Project impact reports ignore effect on health A NON-GOVERNMENTAL report on the state of India's health has expressed concern that environment impact assessments of development programmes almost always ignore their effect on people's health.

"What is important is that infrastructural projects that are sanctioned -- even after impact assessment -- might even be increasing morbidity (illness) or mortality, rather than reducing it," says the report prepared by the Voluntary Health Association of India (VHAI). The social environment should provide minimal conditions conducive to people's health and productivity, so that the destructive practices of resource use could be minimised.

The comprehensive report covers a wide spectrum of issues related to the changing health patterns among Indians. According to Alok Mukhopadhyay, VHAI executive director and editor of the report, there is a need for a "new paradigm of health care far removed from the current bio-medical model and closer to a socio- political and spiritual model." Health care, he added, has become a commodity to be bought and sold in the market.

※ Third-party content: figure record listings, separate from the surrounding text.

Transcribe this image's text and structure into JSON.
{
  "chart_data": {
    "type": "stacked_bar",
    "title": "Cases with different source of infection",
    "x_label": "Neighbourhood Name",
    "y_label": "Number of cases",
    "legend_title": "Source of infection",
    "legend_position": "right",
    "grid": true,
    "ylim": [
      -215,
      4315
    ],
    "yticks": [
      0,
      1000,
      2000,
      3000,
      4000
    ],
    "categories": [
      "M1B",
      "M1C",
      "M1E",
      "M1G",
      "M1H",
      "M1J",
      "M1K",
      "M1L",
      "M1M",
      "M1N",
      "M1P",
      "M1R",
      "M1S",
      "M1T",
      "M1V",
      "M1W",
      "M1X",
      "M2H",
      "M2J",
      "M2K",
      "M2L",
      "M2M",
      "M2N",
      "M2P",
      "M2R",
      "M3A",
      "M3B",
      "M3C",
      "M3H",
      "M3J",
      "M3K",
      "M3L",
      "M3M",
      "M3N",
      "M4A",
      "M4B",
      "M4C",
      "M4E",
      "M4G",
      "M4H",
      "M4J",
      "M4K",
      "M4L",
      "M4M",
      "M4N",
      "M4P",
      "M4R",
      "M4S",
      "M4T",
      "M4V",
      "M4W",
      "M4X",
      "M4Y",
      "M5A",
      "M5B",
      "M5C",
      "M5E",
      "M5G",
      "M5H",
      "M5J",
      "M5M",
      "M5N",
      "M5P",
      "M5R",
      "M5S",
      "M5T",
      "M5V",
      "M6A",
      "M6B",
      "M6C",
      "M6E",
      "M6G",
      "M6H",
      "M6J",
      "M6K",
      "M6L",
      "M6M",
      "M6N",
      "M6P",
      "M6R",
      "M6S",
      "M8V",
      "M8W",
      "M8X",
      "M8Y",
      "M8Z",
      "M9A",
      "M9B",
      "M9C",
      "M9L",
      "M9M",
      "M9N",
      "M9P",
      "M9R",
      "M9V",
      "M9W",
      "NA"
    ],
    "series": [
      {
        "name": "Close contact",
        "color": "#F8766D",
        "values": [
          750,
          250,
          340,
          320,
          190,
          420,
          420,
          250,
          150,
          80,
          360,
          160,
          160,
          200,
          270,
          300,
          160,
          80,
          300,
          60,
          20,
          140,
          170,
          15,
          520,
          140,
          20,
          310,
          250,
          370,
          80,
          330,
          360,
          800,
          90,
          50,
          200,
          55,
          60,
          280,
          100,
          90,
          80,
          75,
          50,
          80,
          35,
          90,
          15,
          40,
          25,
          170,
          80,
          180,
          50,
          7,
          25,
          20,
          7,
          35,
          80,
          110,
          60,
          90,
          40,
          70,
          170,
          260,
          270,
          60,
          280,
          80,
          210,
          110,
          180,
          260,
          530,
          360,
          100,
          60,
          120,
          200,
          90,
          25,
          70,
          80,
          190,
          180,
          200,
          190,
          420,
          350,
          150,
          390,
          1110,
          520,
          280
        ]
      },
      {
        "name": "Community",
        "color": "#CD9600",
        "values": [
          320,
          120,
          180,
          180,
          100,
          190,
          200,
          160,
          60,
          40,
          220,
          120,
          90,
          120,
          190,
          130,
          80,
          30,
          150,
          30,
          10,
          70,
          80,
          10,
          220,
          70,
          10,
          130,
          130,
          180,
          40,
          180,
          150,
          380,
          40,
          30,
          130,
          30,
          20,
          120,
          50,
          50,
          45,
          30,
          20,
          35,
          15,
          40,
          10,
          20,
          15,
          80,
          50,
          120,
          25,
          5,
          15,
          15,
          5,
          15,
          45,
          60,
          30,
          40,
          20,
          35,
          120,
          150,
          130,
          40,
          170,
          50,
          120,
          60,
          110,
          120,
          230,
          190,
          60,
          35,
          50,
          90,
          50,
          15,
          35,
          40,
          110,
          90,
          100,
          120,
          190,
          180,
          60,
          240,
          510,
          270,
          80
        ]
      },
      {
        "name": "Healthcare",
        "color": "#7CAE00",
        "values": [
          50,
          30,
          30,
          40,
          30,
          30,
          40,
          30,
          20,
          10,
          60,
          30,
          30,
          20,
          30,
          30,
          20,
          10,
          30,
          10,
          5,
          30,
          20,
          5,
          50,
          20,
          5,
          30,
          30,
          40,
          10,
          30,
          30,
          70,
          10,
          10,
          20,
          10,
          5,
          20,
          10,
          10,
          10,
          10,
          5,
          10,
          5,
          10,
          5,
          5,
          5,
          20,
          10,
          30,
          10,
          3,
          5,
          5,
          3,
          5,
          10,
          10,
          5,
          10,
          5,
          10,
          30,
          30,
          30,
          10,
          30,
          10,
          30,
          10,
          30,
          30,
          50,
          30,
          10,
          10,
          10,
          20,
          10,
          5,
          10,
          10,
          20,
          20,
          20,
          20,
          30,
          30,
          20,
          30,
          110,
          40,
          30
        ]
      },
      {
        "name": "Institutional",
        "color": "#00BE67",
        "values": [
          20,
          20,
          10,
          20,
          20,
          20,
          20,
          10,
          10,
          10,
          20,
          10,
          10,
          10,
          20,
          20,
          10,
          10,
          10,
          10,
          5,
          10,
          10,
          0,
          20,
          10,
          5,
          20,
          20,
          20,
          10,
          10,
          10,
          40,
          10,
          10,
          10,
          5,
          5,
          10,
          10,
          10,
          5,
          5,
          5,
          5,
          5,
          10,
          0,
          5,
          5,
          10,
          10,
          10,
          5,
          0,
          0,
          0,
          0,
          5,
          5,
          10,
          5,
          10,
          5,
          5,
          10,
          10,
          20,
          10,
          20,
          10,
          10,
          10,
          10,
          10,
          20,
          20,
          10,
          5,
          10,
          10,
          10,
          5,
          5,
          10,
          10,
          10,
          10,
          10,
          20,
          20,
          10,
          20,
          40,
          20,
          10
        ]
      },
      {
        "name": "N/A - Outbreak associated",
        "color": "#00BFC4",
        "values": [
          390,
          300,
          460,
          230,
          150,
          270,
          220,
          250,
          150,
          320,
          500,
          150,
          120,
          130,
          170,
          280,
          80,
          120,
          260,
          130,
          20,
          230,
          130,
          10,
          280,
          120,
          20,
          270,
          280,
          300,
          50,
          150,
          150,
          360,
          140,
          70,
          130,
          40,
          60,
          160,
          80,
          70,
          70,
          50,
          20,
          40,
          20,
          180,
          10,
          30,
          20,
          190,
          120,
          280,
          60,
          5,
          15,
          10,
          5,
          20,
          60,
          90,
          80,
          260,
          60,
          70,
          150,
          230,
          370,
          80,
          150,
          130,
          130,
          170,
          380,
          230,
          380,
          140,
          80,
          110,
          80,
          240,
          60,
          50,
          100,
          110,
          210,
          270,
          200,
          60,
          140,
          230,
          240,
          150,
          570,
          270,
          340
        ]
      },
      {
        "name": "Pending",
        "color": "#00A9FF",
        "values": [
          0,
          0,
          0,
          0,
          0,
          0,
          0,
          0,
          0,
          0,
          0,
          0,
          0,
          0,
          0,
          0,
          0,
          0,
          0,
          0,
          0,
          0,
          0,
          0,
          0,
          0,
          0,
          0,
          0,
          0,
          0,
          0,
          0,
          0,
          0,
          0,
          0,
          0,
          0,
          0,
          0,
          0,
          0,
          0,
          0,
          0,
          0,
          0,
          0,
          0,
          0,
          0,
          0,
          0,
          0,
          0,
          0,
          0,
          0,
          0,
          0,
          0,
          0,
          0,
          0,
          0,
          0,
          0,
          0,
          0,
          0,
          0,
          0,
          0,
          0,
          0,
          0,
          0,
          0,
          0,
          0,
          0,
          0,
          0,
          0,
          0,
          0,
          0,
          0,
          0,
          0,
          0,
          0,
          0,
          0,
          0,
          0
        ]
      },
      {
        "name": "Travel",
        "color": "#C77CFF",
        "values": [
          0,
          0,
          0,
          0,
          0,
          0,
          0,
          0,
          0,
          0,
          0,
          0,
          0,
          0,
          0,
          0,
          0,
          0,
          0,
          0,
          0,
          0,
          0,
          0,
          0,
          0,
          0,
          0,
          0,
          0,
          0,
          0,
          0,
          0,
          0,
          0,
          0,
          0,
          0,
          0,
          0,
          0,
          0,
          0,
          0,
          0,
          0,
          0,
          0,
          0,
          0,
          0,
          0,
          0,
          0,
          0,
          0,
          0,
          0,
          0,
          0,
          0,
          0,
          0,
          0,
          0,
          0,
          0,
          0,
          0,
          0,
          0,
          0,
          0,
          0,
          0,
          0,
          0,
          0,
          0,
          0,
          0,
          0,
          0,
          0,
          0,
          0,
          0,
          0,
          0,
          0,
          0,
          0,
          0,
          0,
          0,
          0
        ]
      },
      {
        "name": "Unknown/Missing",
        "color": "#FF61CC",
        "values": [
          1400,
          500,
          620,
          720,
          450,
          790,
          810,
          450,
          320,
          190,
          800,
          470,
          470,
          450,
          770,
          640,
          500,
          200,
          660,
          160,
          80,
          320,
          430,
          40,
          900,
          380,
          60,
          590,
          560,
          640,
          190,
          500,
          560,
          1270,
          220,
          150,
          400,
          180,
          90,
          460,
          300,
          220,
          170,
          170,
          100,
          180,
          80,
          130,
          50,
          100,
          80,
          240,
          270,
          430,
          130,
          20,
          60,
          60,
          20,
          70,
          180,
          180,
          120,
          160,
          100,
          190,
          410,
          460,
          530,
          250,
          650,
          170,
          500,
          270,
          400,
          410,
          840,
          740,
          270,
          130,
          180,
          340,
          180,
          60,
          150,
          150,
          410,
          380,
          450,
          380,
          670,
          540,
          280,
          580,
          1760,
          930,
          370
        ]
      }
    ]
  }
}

Referring to the doctor-population ratio of 1:40 (250:10,000) and to the growth of health-destroying industries such as tobacco (US$ 35 billion), pesticides (US$ 14 billion), infant formulae (US$ 2.5 billion) and irrational and overpriced pharmaceuticals (US$ 100 billion) in the United States, Mukhopadhyay asks: "Is this the 'healthy' society that the rest of the world should emulate? Even this state of health is achieved by consuming the bulk of the world's natural resources. In short, the process of making the rest of the world as healthy as USA, will cause terminal illness for the earth as a whole."